Let's extend the language of ZF with a new relation-symbol $\le$ and add axioms asserting that it is a total ordering:
$\forall_x (x \le x)$
$\forall_x \forall_y (x \le y \vee y \leq x)$
$\forall_x \forall_y ((x \le y \land y \le x) \rightarrow x = y)$
$\forall_x\forall_y\forall_z((x \le y \land y \le z) \rightarrow x \le z)$
Suppose there is a strongly inaccessible cardinal $\kappa$, so $V_\kappa$ is a model of ZF. Then I believe there is also a model of the extended theory, since we can totally order $V_\kappa$ in some arbitrary way and use that as our interpretation of $\leq$. A technicality is that Separation now has additional instances asserting the existence of new sets like $\{ (x,y) \in \mathbb{N}^2 : x \leq y \}$. But all these sets were already in $V_\kappa$ so $V_\kappa$ is also a model of the extended theory which is therefore a conservative extension of ZF. Stop me there if any of the above is wrong.

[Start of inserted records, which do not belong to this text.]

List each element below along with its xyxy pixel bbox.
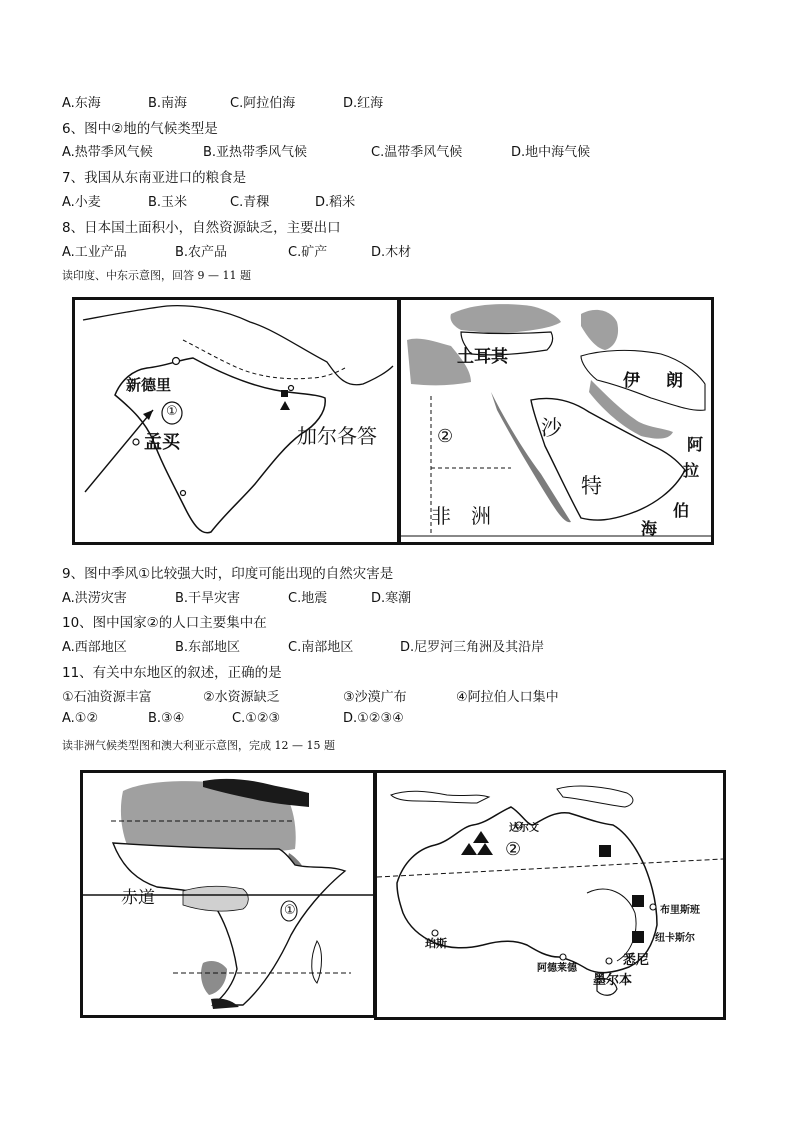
adelaide-label: 阿德莱德	[537, 963, 577, 974]
q11-option-c: C.①②③	[232, 711, 281, 726]
egypt-marker-2: ②	[437, 426, 454, 447]
q11-statement-1: ①石油资源丰富	[62, 690, 152, 705]
africa-label: 非 洲	[431, 504, 491, 528]
q6-option-d: D.地中海气候	[511, 145, 591, 160]
arabian-sea-label-4: 海	[641, 519, 658, 538]
q10-option-c: C.南部地区	[288, 640, 354, 655]
africa-marker-1: ①	[284, 903, 296, 918]
darwin-label: 达尔文	[509, 823, 539, 834]
newcastle-label: 纽卡斯尔	[655, 933, 695, 944]
q11-statement-2: ②水资源缺乏	[203, 690, 280, 705]
mumbai-label: 孟买	[144, 432, 180, 453]
q8-option-a: A.工业产品	[62, 245, 127, 260]
q10-option-d: D.尼罗河三角洲及其沿岸	[400, 640, 545, 655]
map1-instruction: 读印度、中东示意图，回答 9 — 11 题	[62, 269, 251, 282]
map2-instruction: 读非洲气候类型图和澳大利亚示意图，完成 12 — 15 题	[62, 739, 335, 752]
q7-question: 7、我国从东南亚进口的粮食是	[62, 170, 247, 186]
q10-option-a: A.西部地区	[62, 640, 127, 655]
q9-option-c: C.地震	[288, 591, 328, 606]
india-map	[72, 297, 400, 545]
iran-label-2: 朗	[666, 371, 683, 391]
turkey-label: 土耳其	[457, 347, 508, 367]
q9-option-d: D.寒潮	[371, 591, 412, 606]
q11-statement-4: ④阿拉伯人口集中	[456, 690, 559, 705]
melbourne-label: 墨尔本	[593, 973, 633, 988]
q6-question: 6、图中②地的气候类型是	[62, 121, 218, 137]
saudi-label-2: 特	[581, 474, 602, 498]
q11-option-d: D.①②③④	[343, 711, 404, 726]
equator-label: 赤道	[121, 888, 155, 908]
q11-question: 11、有关中东地区的叙述，正确的是	[62, 665, 282, 681]
q9-question: 9、图中季风①比较强大时，印度可能出现的自然灾害是	[62, 566, 394, 582]
q5-option-d: D.红海	[343, 96, 384, 111]
perth-label: 珀斯	[425, 937, 447, 950]
kolkata-label: 加尔各答	[297, 424, 377, 448]
arabian-sea-label-2: 拉	[683, 461, 700, 480]
q8-option-d: D.木材	[371, 245, 412, 260]
australia-map-drawing	[377, 773, 723, 1017]
q5-option-b: B.南海	[148, 96, 188, 111]
q5-option-a: A.东海	[62, 96, 101, 111]
q10-option-b: B.东部地区	[175, 640, 241, 655]
q9-option-a: A.洪涝灾害	[62, 591, 127, 606]
q8-option-b: B.农产品	[175, 245, 228, 260]
q11-option-a: A.①②	[62, 711, 99, 726]
brisbane-label: 布里斯班	[660, 905, 700, 916]
arabian-sea-label-3: 伯	[673, 501, 690, 520]
saudi-label-1: 沙	[541, 416, 562, 440]
arabian-sea-label-1: 阿	[687, 435, 704, 454]
q11-statement-3: ③沙漠广布	[343, 690, 407, 705]
q6-option-b: B.亚热带季风气候	[203, 145, 308, 160]
q9-option-b: B.干旱灾害	[175, 591, 241, 606]
australia-map	[374, 770, 726, 1020]
australia-marker-2: ②	[505, 839, 522, 860]
q8-question: 8、日本国土面积小，自然资源缺乏，主要出口	[62, 220, 341, 236]
q5-option-c: C.阿拉伯海	[230, 96, 296, 111]
sydney-label: 悉尼	[623, 953, 650, 968]
q6-option-a: A.热带季风气候	[62, 145, 153, 160]
q7-option-b: B.玉米	[148, 195, 188, 210]
q7-option-d: D.稻米	[315, 195, 356, 210]
africa-map	[80, 770, 376, 1018]
india-marker-1: ①	[166, 404, 178, 419]
q8-option-c: C.矿产	[288, 245, 328, 260]
q11-option-b: B.③④	[148, 711, 185, 726]
q7-option-c: C.青稞	[230, 195, 270, 210]
q10-question: 10、图中国家②的人口主要集中在	[62, 615, 267, 631]
q6-option-c: C.温带季风气候	[371, 145, 463, 160]
q7-option-a: A.小麦	[62, 195, 101, 210]
iran-label-1: 伊	[623, 371, 640, 391]
middle-east-map	[398, 297, 714, 545]
delhi-label: 新德里	[126, 376, 172, 394]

The general question motivating what follows is what can we say to relate $\leq$ and $\in$ and keep the theory consistent?
For example I claim we can add the following axioms as well:
$A \equiv \forall_x \forall_y ( x \leq y \leftrightarrow (x \setminus y) \leq (y \setminus x))$
$B \equiv \forall_x \forall_y ((\exists_z(z \in y \land \forall_w(w \in x \rightarrow w \lt z))) \rightarrow x \lt y)$
$C \equiv \forall_x \forall_y (\text{rank}(x) \subset \text{rank}(y) \rightarrow x \lt y)$
So one sufficient condition for $x \lt y$ is $x \subset y$ (implied by $A$), another is that $y$ contains an element larger than every element in $x$ ($B$), and another is that $x$ has a smaller rank than $y$ ($C$). This suffices to define $\leq$ uniquely on $V_\omega$ (the hereditarily finite sets are ordered as Ackermann numbers) and by transfinite induction on rank we can give an interpretation of $\leq$ under which $A$ and $B$ and $C$ hold for all sets. For each rank $V_{\alpha+1}\setminus V_\alpha$, we already know how to compare its elements with elements of earlier ranks by $C$ (they are always greater), so we just need to be able to compare them with each other. Now $B$ defines a partial ordering on disjoint sets with the same rank, whose definition extends to the entire rank using $A$. Finally choose a total ordering on $V_{\alpha+1}\setminus V_\alpha$ containing that partial ordering to define $\leq$ in the model: the set $P((V_{\alpha+1} \setminus V_\alpha)^2)$ contains all relations on $V_{\alpha+1}\setminus V_\alpha$, so this can be accomplished using Specification and Choice.
Is that a valid argument that this theory is consistent if ZF is?